A research group from the IMT School of Advanced Studies Lucca, and the University of Padua, has developed an artificial intelligence algorithm that can, to a certain extent, identify lies in written texts. The algorithm, based on a large language model, has achieved an accuracy level of 80% in distinguishing truthful stories from false ones, beating the average performance of human intuition. The results are published in Scientific Reports1.

The human ability to recognize lies is limited, in controlled tests achieving around 50% accuracy. Techniques such as the polygraph, often fail, and many agencies do not recommend to use the in the legal field. “But IT models are already used in specific sectors, for example to identify false reviews online,” says Giuseppe Sartori, professor of forensic neuropsychology at the University of Padua, and co-author of the work.
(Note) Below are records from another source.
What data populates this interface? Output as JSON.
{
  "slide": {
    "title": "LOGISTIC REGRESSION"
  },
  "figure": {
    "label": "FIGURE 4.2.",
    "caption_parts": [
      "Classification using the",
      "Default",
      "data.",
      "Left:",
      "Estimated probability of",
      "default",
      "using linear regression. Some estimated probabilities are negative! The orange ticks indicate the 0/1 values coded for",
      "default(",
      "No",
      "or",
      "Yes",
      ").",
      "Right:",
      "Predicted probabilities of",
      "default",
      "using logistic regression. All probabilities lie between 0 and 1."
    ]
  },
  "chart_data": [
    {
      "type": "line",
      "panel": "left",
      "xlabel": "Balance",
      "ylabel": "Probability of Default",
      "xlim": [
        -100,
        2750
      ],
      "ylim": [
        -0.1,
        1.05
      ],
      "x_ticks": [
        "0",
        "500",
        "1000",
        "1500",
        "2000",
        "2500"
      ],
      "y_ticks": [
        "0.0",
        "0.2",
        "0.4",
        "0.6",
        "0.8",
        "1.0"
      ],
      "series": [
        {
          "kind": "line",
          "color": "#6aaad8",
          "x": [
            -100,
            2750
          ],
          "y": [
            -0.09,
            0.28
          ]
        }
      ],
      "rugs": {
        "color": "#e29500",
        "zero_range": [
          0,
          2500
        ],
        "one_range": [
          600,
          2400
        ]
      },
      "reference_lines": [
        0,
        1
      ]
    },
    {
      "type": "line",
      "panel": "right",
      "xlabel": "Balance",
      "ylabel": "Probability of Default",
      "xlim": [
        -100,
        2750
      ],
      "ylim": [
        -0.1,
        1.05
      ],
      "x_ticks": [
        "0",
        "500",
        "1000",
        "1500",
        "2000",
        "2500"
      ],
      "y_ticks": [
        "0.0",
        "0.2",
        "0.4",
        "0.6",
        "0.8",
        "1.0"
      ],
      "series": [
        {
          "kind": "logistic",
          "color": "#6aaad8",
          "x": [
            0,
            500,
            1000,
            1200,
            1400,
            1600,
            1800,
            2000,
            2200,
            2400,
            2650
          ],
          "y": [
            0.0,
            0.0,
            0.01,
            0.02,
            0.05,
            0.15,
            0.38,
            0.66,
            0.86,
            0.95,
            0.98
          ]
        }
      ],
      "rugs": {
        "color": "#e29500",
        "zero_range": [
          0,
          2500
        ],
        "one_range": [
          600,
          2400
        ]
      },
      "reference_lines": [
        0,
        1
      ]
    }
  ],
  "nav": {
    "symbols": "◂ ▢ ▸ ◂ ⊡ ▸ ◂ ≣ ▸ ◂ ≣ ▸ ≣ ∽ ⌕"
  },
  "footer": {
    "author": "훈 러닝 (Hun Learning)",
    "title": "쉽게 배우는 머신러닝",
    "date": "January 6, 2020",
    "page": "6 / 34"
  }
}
The authors started with a language model called FLAN-T5, similar to GPT, and trained it with a database of true and false narratives compiled by asking hundreds of participants to respond both honestly and falsely to questions on personal opinions, autobiographical memories and future intentions.

The results showed an average accuracy in detecting lies of 80%, with a better performance in unmasking false opinions. The authors concede that, because it was only tested in a laboratory setting with fabricated texts, the reliability of the algorithm is still limited. “We are still far from practical use in the legal field,” Sartori says “but we are confident that we will be able to get closer to this in the future by expanding studies and increasing the amount of data used”.